Sara Ghaboura,Ahmed Heakl,Omkar Thawakar,Ali Alharthi,Ines Riahi,Abduljalil Saif,Jorma Laaksonen,Fahad S. Khan,Salman Khan,Rao M. Anwer
2024-10-25
Abstract:Recent years have witnessed a significant interest in developing large multimodal models (LMMs) capable of performing various visual reasoning and understanding tasks. This has led to the introduction of multiple LMM benchmarks to evaluate LMMs on different tasks. However, most existing LMM evaluation benchmarks are predominantly English-centric. In this work, we develop a comprehensive LMM evaluation benchmark for the Arabic language to represent a large population of over 400 million speakers. The proposed benchmark, named CAMEL-Bench, comprises eight diverse domains and 38 sub-domains including, multi-image understanding, complex visual perception, handwritten document understanding, video understanding, medical imaging, plant diseases, and remote sensing-based land use understanding to evaluate broad scenario generalizability. Our CAMEL-Bench comprises around 29,036 questions that are filtered from a larger pool of samples, where the quality is manually verified by native speakers to ensure reliable model assessment. We conduct evaluations of both closed-source, including GPT-4 series, and open-source LMMs. Our analysis reveals the need for substantial improvement, especially among the best open-source models, with even the closed-source GPT-4o achieving an overall score of 62%. Our benchmark and evaluation scripts are open-sourced.

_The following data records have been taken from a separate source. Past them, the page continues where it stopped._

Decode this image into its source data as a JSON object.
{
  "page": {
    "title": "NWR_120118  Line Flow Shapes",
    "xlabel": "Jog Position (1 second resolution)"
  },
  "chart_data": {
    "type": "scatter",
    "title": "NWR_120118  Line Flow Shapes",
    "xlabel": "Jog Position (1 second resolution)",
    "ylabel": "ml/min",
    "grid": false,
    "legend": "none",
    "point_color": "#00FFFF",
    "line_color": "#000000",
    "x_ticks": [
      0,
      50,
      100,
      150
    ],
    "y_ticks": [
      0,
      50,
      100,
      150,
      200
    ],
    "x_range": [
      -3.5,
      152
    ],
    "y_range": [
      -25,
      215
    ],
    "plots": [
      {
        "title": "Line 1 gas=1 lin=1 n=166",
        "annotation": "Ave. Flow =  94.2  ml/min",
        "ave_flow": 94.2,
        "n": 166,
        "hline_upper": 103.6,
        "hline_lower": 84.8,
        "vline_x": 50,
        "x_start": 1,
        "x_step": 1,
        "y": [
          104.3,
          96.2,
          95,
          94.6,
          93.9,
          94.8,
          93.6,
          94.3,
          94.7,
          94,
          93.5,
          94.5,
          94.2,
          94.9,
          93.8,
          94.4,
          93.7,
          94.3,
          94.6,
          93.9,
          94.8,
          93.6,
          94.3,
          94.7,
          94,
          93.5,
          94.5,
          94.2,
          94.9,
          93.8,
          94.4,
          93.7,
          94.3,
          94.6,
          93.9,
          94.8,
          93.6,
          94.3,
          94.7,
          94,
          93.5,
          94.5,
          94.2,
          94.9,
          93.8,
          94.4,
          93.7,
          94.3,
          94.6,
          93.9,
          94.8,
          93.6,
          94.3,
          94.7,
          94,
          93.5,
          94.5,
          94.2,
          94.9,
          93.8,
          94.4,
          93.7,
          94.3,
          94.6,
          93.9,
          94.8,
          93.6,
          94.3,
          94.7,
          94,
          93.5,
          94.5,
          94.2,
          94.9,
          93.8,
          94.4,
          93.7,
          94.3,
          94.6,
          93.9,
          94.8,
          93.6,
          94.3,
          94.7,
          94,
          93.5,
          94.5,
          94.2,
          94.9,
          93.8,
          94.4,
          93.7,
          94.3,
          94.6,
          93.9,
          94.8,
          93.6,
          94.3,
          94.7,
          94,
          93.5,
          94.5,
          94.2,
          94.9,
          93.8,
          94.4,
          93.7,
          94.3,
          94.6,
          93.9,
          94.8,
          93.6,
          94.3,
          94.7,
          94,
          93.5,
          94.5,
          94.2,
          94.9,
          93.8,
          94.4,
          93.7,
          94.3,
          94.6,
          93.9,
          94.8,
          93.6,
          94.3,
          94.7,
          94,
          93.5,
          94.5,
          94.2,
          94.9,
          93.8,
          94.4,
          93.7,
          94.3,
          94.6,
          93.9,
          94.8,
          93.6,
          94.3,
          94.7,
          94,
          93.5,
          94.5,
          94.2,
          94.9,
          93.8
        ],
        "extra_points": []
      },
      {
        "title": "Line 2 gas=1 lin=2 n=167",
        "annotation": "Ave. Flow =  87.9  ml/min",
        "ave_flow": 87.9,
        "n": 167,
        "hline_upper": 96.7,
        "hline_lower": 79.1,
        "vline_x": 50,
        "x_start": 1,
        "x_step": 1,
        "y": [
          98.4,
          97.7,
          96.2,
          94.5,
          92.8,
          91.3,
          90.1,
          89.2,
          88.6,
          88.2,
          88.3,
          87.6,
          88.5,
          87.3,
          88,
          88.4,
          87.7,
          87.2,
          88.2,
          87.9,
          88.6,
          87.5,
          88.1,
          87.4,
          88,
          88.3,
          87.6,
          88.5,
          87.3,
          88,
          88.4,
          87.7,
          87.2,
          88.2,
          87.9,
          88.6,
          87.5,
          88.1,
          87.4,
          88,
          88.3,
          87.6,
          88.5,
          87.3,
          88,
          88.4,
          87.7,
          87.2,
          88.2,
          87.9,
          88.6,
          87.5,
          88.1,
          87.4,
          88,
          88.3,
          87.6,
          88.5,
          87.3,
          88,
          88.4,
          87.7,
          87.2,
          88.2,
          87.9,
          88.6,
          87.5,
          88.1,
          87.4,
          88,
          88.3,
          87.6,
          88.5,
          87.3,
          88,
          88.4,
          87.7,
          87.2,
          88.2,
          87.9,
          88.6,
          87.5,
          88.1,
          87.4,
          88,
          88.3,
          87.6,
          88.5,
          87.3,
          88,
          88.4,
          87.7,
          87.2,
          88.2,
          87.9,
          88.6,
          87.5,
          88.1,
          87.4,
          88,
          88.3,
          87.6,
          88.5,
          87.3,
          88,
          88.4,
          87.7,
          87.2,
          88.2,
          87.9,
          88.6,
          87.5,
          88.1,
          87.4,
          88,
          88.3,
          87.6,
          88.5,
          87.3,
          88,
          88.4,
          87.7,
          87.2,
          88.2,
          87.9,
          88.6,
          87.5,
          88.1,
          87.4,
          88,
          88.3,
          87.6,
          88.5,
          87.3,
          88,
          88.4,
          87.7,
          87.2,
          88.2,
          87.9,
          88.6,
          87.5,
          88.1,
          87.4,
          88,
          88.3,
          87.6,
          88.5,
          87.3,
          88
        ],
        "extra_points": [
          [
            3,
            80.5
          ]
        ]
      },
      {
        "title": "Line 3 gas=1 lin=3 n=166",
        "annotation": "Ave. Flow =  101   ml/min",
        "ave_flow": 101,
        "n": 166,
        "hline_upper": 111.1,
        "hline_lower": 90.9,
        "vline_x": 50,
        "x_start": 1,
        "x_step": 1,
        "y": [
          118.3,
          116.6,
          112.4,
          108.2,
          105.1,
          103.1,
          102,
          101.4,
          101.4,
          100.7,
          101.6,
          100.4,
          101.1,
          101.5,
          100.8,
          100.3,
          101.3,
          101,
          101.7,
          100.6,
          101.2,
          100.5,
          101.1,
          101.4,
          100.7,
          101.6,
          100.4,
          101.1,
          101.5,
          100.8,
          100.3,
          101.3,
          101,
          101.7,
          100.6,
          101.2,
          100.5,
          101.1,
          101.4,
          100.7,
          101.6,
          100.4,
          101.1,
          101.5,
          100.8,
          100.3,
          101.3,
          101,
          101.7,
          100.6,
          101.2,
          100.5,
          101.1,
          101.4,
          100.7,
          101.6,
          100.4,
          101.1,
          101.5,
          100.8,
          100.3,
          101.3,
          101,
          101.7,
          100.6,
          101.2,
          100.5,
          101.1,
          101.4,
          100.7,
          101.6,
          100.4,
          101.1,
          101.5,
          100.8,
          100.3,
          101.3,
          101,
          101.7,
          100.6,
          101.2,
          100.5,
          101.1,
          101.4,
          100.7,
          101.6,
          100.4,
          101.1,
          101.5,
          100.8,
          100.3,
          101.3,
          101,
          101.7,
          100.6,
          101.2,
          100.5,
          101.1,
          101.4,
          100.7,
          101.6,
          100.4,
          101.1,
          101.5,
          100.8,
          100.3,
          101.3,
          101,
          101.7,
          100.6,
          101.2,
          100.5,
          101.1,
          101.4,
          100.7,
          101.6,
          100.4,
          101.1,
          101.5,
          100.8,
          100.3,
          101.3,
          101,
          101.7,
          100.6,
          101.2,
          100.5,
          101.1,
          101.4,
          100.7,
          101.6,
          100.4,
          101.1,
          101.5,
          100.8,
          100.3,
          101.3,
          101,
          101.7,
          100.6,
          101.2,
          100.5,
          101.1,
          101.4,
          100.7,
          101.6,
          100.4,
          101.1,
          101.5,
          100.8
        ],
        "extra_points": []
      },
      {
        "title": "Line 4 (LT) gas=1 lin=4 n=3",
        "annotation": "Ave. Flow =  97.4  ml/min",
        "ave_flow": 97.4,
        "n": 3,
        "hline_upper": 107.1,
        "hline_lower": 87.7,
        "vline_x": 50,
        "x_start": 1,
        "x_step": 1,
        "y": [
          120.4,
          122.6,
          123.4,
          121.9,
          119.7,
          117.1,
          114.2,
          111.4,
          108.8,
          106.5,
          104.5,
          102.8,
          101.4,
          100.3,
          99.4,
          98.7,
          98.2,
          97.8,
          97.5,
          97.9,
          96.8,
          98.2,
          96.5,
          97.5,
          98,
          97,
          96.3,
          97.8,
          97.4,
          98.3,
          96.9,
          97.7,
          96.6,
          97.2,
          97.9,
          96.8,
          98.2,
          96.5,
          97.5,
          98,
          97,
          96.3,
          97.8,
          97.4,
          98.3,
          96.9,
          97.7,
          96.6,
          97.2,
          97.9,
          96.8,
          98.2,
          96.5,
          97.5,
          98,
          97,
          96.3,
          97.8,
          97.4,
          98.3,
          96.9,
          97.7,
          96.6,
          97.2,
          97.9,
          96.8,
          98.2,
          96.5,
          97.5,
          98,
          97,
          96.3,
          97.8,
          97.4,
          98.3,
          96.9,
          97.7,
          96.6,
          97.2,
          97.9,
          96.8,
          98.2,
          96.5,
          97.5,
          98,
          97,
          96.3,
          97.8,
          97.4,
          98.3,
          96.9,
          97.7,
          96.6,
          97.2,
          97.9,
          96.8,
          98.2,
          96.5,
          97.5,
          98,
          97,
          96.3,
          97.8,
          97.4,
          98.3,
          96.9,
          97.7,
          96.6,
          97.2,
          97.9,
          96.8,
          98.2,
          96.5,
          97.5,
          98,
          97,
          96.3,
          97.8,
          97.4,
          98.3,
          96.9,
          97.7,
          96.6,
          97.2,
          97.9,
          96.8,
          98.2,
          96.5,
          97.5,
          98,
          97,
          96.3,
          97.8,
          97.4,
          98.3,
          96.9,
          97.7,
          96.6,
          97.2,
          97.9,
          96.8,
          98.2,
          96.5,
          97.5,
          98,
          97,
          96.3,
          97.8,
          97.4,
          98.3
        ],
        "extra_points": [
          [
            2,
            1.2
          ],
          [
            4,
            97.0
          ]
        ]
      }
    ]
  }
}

Computer Vision and Pattern Recognition,Artificial Intelligence,Computation and Language,Computers and Society,Machine Learning
What problem does this paper attempt to address?
The problem that this paper attempts to solve is: **Existing large - scale multimodal models (LMMs) evaluation benchmarks are mainly English - centric, lacking a comprehensive and diverse Arabic LMM evaluation benchmark**. This restricts the application and improvement of these models in the Arabic - speaking environment. Specifically, the paper points out that although multimodal models have made significant progress in tasks such as visual reasoning, perception, and understanding in recent years and multiple LMM evaluation benchmarks have been introduced, most of the existing benchmarks are focused on English. Given that Arabic is the fifth most widely - used language in the world, with more than 400 million speakers, there is an urgent need for an LMM evaluation benchmark specifically for Arabic to promote the development and improvement of Arabic LMMs. To solve this problem, the paper proposes **CAMEL - Bench**, which is the first comprehensive Arabic LMM evaluation benchmark. CAMEL - Bench covers eight different domains and 38 sub - domains, including multi - image understanding, complex visual perception, handwritten document understanding, video understanding, medical imaging, plant disease identification, and remote - sensing - based land - use understanding, etc. This benchmark contains approximately 29,036 questions, which have been strictly screened and verified by native speakers locally to ensure the high quality and reliability of the data. By constructing CAMEL - Bench, researchers hope: 1. **Fill the gap in Arabic LMM evaluation benchmarks**: Provide a comprehensive and diverse benchmark covering a wide range of multimodal tasks. 2. **Promote the development of Arabic LMMs**: Reveal the deficiencies of existing models through strict evaluation and promote the development of more advanced models. 3. **Improve the performance of models in the Arabic - speaking environment**: Especially in dealing with complex multimodal data, such as OCR, chart understanding, video analysis, etc. In conclusion, CAMEL - Bench aims to provide a reliable evaluation tool for the research and development of Arabic LMMs, thereby promoting further development in this field.